Let $t \in B(H)$ be a positive operator. Let $E$ be the unique spectral measure relative to $(\sigma(t), H)$ such that
$$t = \int \lambda d E(\lambda)$$
(see e.g. Murphy theorem 2.5.6). Recall that $E_{\xi, \eta}$ is by definition a regular Borel measure defined by $E_{\xi, \eta}(S) = \langle E(S)\xi, \eta\rangle$ and that
$$\left\langle \left(\int f(\lambda) dE(\lambda)\right) \xi, \eta\right\rangle = \int_{\sigma(t)} f(\lambda) d E_{\xi, \eta}(\lambda).$$
In the proof of lemma 1.5 (p62) in Takesaki's book "Theory of operator algebra I", the following is claimed:
If $\epsilon > 0$ and $E(\epsilon):= \int \chi_{[0, \epsilon]}(\lambda)dE(\lambda)$, then
$$\langle t\xi, \xi\rangle \ge \epsilon \|\xi\|^2$$
for every $\xi \in \operatorname{Im}(1-E(\epsilon))$.
I want to verify that my proof is correct, and thus verify that my understanding of the spectral integral is correct.
Given $\xi \in H$, we have using the fact that $E(\epsilon)$ and $t$ commute and $1-E(\epsilon)$ is a projection:
\begin{align*}\langle t(1-E(\epsilon))\xi, (1-E(\epsilon))\xi\rangle &= \langle t(1-E(\epsilon))\xi, \xi\rangle\\
&= \left\langle\left( \int\chi_{]\epsilon, \infty[\cap \sigma(t)}(\lambda) \lambda dE(\lambda)\right)\xi, \xi\right\rangle\\
&= \int_{]\epsilon, \infty[\cap \sigma(t)} \lambda dE_{\xi, \xi}(\lambda)\\
&\ge \epsilon \int_{\sigma(t)}dE_{\xi, \xi}(\lambda) \\
&= \epsilon E_{\xi, \xi}(\sigma(t))\\
&= \epsilon \|\xi\|^2\end{align*}
Hence, if $\xi \in \operatorname{Im}(1-E(\epsilon))$, we get
\begin{align}\langle t\xi, \xi\rangle &= \langle t (1-E(\epsilon))\xi, (1-E(\epsilon))\xi\rangle \ge \epsilon \|\xi\|^2\end{align}
as desired.
Is this correct?

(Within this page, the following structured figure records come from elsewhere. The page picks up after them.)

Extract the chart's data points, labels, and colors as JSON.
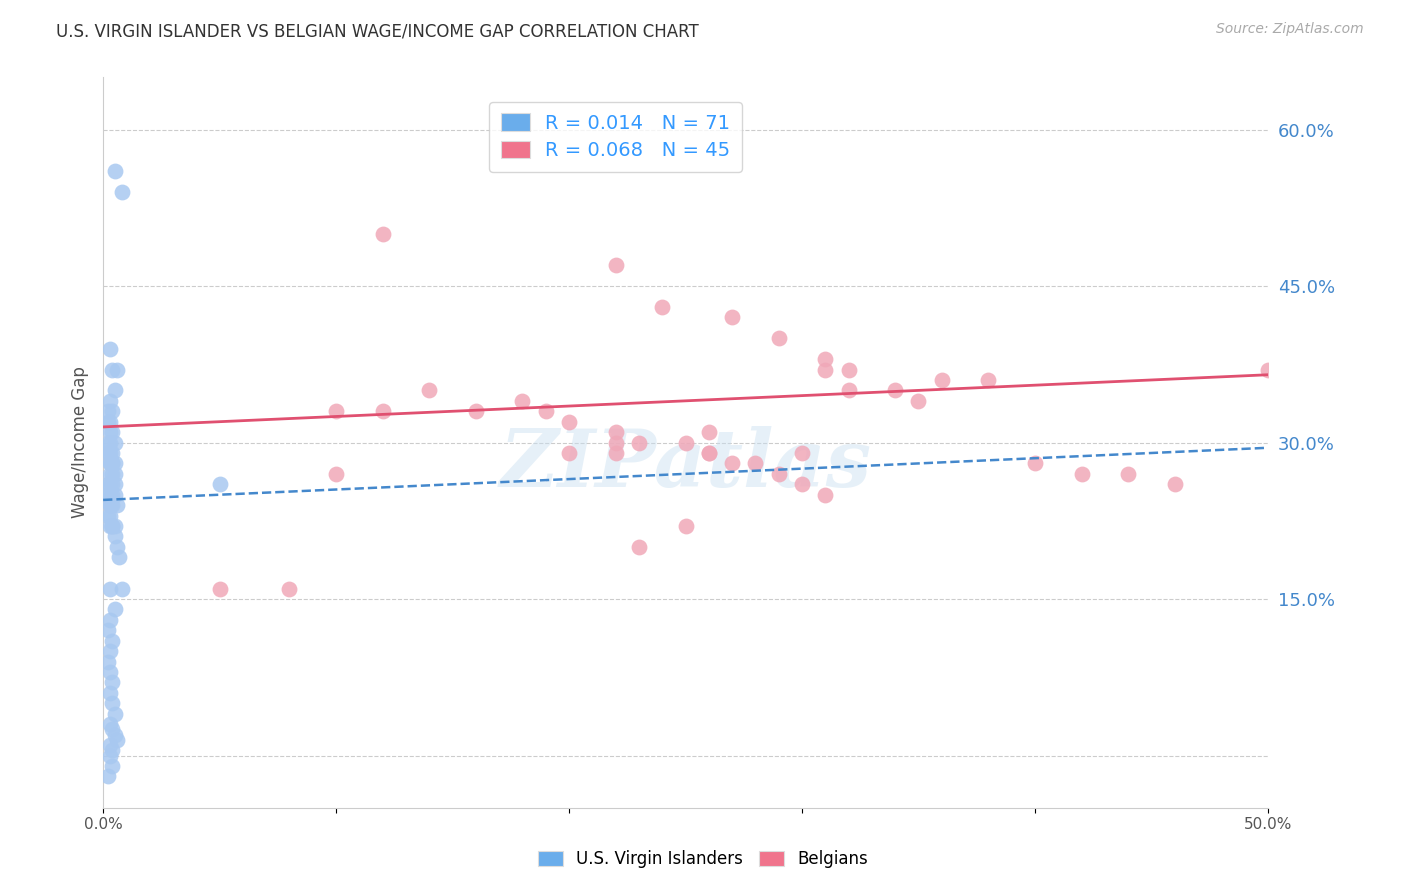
{
  "title": "U.S. VIRGIN ISLANDER VS BELGIAN WAGE/INCOME GAP CORRELATION CHART",
  "source": "Source: ZipAtlas.com",
  "ylabel": "Wage/Income Gap",
  "watermark": "ZIPatlas",
  "legend_entry1": "R = 0.014   N = 71",
  "legend_entry2": "R = 0.068   N = 45",
  "xlim": [
    0.0,
    0.5
  ],
  "ylim": [
    -0.05,
    0.65
  ],
  "grid_color": "#cccccc",
  "bg_color": "#ffffff",
  "blue_scatter_color": "#a8c8f0",
  "pink_scatter_color": "#f0a8b8",
  "blue_line_color": "#4488cc",
  "pink_line_color": "#e05070",
  "right_axis_color": "#4488cc",
  "title_color": "#333333",
  "legend_blue_color": "#6aadeb",
  "legend_pink_color": "#f0748c",
  "blue_scatter_x": [
    0.005,
    0.008,
    0.003,
    0.004,
    0.006,
    0.005,
    0.003,
    0.002,
    0.004,
    0.003,
    0.002,
    0.003,
    0.004,
    0.005,
    0.003,
    0.002,
    0.004,
    0.003,
    0.002,
    0.003,
    0.004,
    0.005,
    0.004,
    0.003,
    0.005,
    0.004,
    0.003,
    0.002,
    0.005,
    0.003,
    0.004,
    0.05,
    0.002,
    0.003,
    0.004,
    0.005,
    0.003,
    0.006,
    0.004,
    0.003,
    0.002,
    0.003,
    0.004,
    0.005,
    0.006,
    0.007,
    0.008,
    0.005,
    0.003,
    0.002,
    0.004,
    0.003,
    0.002,
    0.003,
    0.004,
    0.003,
    0.004,
    0.005,
    0.003,
    0.004,
    0.005,
    0.006,
    0.003,
    0.004,
    0.003,
    0.004,
    0.002,
    0.003,
    0.004,
    0.005,
    0.003
  ],
  "blue_scatter_y": [
    0.56,
    0.54,
    0.39,
    0.37,
    0.37,
    0.35,
    0.34,
    0.33,
    0.33,
    0.32,
    0.32,
    0.31,
    0.31,
    0.3,
    0.3,
    0.3,
    0.29,
    0.29,
    0.29,
    0.28,
    0.28,
    0.28,
    0.28,
    0.28,
    0.27,
    0.27,
    0.27,
    0.26,
    0.26,
    0.26,
    0.26,
    0.26,
    0.25,
    0.25,
    0.25,
    0.25,
    0.24,
    0.24,
    0.24,
    0.23,
    0.23,
    0.22,
    0.22,
    0.21,
    0.2,
    0.19,
    0.16,
    0.14,
    0.13,
    0.12,
    0.11,
    0.1,
    0.09,
    0.08,
    0.07,
    0.06,
    0.05,
    0.04,
    0.03,
    0.025,
    0.02,
    0.015,
    0.01,
    0.005,
    0.0,
    -0.01,
    -0.02,
    0.16,
    0.22,
    0.22,
    0.24
  ],
  "pink_scatter_x": [
    0.12,
    0.22,
    0.24,
    0.27,
    0.29,
    0.31,
    0.31,
    0.32,
    0.14,
    0.18,
    0.19,
    0.2,
    0.22,
    0.22,
    0.23,
    0.25,
    0.26,
    0.26,
    0.27,
    0.28,
    0.29,
    0.3,
    0.31,
    0.32,
    0.34,
    0.35,
    0.36,
    0.38,
    0.4,
    0.42,
    0.44,
    0.46,
    0.23,
    0.25,
    0.1,
    0.5,
    0.05,
    0.08,
    0.1,
    0.12,
    0.16,
    0.2,
    0.22,
    0.26,
    0.3
  ],
  "pink_scatter_y": [
    0.5,
    0.47,
    0.43,
    0.42,
    0.4,
    0.37,
    0.38,
    0.37,
    0.35,
    0.34,
    0.33,
    0.32,
    0.31,
    0.3,
    0.3,
    0.3,
    0.31,
    0.29,
    0.28,
    0.28,
    0.27,
    0.26,
    0.25,
    0.35,
    0.35,
    0.34,
    0.36,
    0.36,
    0.28,
    0.27,
    0.27,
    0.26,
    0.2,
    0.22,
    0.27,
    0.37,
    0.16,
    0.16,
    0.33,
    0.33,
    0.33,
    0.29,
    0.29,
    0.29,
    0.29
  ],
  "blue_trend_x": [
    0.0,
    0.5
  ],
  "blue_trend_y": [
    0.245,
    0.295
  ],
  "pink_trend_x": [
    0.0,
    0.5
  ],
  "pink_trend_y": [
    0.315,
    0.365
  ],
  "legend_labels": [
    "U.S. Virgin Islanders",
    "Belgians"
  ]
}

Please spare no criticism.
Best Answer
Yes, that's the standard way to do it. The only thing I would mention (or ask you to clarify, if I were evaluating you) is when you write $$ t\,(1-E(\epsilon))=\int_{\sigma(t)}\chi^{\phantom{A}}_{(\epsilon,\infty)}\,\lambda\,dE(\lambda) $$ you are using the extremely important fact that the map $$f\longmapsto\int_{\sigma(t)}f(\lambda)\,dE(\lambda)$$ is a $*$-homomorphism. One is used to integrals being linear, but being multiplicative is a very particular property that depends on the fact that $E$ is projection-valued.